Regular check-ins during the trust-building period are particularly valuable: brief conversations about how the dynamic is feeling, what is landing well, and whether anything would help the soft sub open more fully. These conversations serve both as genuine feedback and as demonstrations, in themselves, that the dominant is interested in the soft sub's experience, which is itself one of the trust-building acts.

Exercise

Your Soft Sub Portrait

This exercise guides you through creating a clear, specific self-description that communicates your orientation in terms a potential dominant can genuinely use.

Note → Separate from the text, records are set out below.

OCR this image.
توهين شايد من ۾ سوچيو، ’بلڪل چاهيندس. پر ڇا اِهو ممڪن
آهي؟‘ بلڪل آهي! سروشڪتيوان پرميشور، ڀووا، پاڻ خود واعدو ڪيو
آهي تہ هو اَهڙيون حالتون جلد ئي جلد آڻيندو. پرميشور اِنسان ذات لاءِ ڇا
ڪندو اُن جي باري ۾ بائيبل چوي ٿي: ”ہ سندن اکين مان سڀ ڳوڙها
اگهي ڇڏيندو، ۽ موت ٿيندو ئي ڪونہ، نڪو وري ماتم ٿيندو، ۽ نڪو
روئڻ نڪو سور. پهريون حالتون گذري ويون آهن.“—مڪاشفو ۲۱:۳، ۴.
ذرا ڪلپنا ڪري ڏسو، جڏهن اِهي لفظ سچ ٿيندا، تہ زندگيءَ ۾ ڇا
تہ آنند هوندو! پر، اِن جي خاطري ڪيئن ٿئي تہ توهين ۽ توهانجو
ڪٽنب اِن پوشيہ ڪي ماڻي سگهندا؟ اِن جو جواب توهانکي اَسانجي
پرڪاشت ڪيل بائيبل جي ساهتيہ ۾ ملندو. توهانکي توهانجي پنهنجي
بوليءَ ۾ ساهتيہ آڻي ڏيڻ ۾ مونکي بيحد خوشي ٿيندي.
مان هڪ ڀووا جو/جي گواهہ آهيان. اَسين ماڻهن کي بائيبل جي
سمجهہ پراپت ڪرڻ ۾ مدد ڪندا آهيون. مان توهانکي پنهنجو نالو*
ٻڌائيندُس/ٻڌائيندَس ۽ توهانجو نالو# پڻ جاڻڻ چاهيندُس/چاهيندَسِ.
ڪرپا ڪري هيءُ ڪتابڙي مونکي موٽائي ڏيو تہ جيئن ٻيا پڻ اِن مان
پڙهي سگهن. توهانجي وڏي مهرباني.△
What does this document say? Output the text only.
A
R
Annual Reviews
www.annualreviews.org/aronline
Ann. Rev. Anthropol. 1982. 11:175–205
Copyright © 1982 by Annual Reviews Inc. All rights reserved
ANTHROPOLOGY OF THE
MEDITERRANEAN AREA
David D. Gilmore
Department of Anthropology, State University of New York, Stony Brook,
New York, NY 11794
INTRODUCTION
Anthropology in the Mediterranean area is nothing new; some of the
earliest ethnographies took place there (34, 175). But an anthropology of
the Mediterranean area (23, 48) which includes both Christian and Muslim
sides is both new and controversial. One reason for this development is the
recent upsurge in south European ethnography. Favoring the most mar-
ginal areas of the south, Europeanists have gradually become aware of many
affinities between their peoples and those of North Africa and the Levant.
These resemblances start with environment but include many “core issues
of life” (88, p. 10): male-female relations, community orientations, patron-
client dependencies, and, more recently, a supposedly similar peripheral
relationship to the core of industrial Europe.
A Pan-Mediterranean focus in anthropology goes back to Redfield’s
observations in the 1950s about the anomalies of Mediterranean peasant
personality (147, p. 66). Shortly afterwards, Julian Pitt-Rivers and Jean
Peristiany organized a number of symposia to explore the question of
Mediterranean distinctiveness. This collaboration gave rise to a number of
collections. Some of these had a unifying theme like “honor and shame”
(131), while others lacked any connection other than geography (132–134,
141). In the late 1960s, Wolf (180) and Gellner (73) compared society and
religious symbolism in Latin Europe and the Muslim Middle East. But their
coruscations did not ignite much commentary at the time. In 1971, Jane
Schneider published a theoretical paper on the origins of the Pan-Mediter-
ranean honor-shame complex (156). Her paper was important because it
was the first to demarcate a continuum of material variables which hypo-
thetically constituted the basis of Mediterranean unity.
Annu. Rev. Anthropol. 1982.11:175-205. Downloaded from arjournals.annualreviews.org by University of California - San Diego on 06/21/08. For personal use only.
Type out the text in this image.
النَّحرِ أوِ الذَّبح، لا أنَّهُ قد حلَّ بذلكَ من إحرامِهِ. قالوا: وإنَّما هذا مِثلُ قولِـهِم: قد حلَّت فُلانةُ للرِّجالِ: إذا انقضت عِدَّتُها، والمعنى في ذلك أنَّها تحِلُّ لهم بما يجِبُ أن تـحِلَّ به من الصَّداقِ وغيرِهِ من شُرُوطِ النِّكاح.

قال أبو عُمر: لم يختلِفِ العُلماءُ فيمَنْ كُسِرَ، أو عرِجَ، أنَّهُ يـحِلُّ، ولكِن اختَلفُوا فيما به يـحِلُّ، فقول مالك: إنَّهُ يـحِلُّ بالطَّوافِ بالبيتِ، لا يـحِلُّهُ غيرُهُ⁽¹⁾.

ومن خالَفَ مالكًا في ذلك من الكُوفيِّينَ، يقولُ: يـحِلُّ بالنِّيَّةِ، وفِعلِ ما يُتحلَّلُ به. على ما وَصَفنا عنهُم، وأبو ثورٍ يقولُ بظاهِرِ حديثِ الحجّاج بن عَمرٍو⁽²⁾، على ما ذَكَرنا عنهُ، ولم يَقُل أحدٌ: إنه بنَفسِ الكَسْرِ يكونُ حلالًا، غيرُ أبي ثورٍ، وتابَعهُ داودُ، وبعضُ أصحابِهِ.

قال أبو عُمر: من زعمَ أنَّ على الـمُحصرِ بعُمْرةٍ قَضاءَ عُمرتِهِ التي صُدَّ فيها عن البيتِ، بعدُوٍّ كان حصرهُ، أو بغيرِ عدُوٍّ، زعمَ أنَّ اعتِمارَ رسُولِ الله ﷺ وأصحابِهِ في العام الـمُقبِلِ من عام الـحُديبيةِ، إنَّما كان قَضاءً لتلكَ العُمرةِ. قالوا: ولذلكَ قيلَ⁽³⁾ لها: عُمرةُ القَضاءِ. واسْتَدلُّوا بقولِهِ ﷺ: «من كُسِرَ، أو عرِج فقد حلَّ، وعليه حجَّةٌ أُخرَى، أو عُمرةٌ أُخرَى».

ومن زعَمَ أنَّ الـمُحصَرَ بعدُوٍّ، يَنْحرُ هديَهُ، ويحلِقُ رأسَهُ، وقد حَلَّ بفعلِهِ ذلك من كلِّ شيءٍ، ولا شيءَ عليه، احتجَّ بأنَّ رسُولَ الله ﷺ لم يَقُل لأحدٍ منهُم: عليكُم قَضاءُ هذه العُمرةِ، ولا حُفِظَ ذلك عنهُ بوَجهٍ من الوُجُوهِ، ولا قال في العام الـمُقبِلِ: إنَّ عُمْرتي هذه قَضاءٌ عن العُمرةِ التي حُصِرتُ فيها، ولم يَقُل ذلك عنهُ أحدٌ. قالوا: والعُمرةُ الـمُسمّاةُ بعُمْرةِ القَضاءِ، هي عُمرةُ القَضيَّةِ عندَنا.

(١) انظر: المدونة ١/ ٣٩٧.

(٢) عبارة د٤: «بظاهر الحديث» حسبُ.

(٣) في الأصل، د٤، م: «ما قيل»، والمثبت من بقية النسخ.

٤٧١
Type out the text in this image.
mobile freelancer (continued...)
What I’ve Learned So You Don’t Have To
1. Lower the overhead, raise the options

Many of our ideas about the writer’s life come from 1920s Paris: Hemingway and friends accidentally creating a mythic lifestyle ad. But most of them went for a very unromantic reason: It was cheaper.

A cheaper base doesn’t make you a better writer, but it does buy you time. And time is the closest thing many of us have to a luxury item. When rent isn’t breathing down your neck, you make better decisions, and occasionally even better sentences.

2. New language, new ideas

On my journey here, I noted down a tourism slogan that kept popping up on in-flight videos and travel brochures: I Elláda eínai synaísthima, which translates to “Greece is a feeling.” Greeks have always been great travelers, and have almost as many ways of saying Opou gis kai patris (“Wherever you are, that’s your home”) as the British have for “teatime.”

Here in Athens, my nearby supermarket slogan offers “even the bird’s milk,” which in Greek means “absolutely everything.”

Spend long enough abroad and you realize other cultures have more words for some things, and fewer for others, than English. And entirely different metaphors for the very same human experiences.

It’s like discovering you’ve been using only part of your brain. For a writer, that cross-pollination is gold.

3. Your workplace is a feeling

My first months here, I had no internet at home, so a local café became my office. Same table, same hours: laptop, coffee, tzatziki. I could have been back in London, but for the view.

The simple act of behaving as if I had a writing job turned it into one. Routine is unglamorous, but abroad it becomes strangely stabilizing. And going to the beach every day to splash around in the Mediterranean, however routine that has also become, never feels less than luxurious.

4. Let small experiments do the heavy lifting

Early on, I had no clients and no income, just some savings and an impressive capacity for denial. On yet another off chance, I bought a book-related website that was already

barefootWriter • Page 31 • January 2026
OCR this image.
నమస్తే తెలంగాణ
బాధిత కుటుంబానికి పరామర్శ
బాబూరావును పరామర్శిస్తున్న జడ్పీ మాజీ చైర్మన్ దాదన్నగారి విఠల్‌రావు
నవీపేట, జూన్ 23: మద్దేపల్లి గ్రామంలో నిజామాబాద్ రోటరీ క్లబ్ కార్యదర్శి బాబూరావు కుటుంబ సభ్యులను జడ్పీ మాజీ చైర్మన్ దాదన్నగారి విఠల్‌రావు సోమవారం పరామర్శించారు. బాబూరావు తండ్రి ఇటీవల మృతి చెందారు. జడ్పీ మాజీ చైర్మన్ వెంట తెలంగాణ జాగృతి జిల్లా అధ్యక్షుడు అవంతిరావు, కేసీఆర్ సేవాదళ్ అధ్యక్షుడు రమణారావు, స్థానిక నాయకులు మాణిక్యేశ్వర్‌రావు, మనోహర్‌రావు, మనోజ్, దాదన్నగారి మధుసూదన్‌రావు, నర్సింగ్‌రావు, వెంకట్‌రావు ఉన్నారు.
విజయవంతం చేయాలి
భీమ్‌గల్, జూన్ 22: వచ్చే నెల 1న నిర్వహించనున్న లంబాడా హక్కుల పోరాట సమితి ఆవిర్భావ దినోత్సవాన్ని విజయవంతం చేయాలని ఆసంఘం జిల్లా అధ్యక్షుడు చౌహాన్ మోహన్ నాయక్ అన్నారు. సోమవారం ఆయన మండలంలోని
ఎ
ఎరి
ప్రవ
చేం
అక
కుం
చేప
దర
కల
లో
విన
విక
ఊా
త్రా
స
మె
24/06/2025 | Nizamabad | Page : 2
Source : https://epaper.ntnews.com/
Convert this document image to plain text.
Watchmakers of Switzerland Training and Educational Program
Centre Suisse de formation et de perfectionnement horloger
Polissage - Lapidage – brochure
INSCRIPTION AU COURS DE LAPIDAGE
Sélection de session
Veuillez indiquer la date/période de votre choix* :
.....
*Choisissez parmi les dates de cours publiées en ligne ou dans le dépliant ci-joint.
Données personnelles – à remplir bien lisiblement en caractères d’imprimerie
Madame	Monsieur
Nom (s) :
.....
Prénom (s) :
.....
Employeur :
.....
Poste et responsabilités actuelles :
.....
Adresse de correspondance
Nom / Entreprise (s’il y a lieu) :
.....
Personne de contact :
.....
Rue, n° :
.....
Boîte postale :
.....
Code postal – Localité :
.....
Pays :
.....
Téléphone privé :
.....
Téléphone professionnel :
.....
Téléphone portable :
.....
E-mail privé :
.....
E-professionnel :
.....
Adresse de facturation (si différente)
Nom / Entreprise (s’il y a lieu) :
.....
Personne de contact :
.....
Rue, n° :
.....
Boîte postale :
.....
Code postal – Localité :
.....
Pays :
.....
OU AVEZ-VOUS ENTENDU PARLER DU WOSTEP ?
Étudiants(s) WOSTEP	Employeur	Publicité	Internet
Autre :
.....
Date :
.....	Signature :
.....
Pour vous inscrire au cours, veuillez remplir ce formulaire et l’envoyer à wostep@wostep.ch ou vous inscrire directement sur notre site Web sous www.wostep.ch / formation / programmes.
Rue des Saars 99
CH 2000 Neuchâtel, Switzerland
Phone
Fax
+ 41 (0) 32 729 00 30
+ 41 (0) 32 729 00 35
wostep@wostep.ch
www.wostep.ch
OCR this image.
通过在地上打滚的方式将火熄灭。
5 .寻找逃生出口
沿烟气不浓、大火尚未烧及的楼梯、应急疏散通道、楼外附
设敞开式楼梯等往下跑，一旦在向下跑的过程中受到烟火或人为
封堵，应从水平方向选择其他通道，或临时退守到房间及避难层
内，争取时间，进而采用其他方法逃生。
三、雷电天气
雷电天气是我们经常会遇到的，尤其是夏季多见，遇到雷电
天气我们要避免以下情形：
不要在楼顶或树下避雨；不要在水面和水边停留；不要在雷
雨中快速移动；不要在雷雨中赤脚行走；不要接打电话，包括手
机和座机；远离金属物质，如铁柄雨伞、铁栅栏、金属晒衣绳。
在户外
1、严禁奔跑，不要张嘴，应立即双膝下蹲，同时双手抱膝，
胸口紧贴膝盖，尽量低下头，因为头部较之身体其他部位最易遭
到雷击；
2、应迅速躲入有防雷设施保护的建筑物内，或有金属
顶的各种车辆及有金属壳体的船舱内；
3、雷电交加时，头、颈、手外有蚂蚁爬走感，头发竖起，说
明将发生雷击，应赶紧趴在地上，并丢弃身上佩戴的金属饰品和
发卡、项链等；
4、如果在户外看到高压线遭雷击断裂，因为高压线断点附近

  1. Write a paragraph describing what soft submission means to you: the quality of experience you are seeking, what 'being held' feels like, and what produces it.
  2. Write a paragraph describing what you need from a dominant: the qualities, the behaviors, the specific kinds of direction and care that make you open rather than contract.
  3. Write a paragraph describing what you are not looking for, in non-judgmental terms: the elements that would close rather than open you, regardless of how valid they are for others.
  4. Write two or three sentences about what the trust-building process looks like for you: what produces trust, approximately how long it takes, and what kind of patience you need from a partner.
  5. Read back the full portrait and ask whether it is honest, specific, and complete enough to genuinely help a potential partner understand what you are bringing and what you need.

Conversation starters

  • I've written a description of my orientation that I'd like to share with you. It's more specific than 'soft sub,' and I think the specificity will be useful.
  • Here is what makes me open rather than contract in a dynamic. I'm sharing it because I think this is the most practically useful information I have.
  • Can you tell me how you think about gentle dominance? I want to understand what it is for you and what you find satisfying about it.
  • I want to talk about the trust-building process, because I think being explicit about it will help us both be patient with the early phases.
  • What does holding someone gently feel like from your end? I want to understand your experience of it.

Ways to connect with a partner

  • Share your soft sub portrait with a potential partner and ask them to respond to it honestly, including any mismatches or areas they want to understand better.
  • Together, design the specific quality of dominance and care you will build into the dynamic, based on what your portrait and their capacities make possible.
  • Agree explicitly on a trust-building process: what it will include, how you will check in on it, and what both of you will do to support it.

For reflection

What would it feel like to have a partner who read your soft sub portrait and said, authentically, 'this is exactly what I want to provide'?

Specific, honest communication about a soft sub orientation is not just preparation for a dynamic; it is, in itself, a demonstration of the self-knowledge and openness that this kind of submission calls for.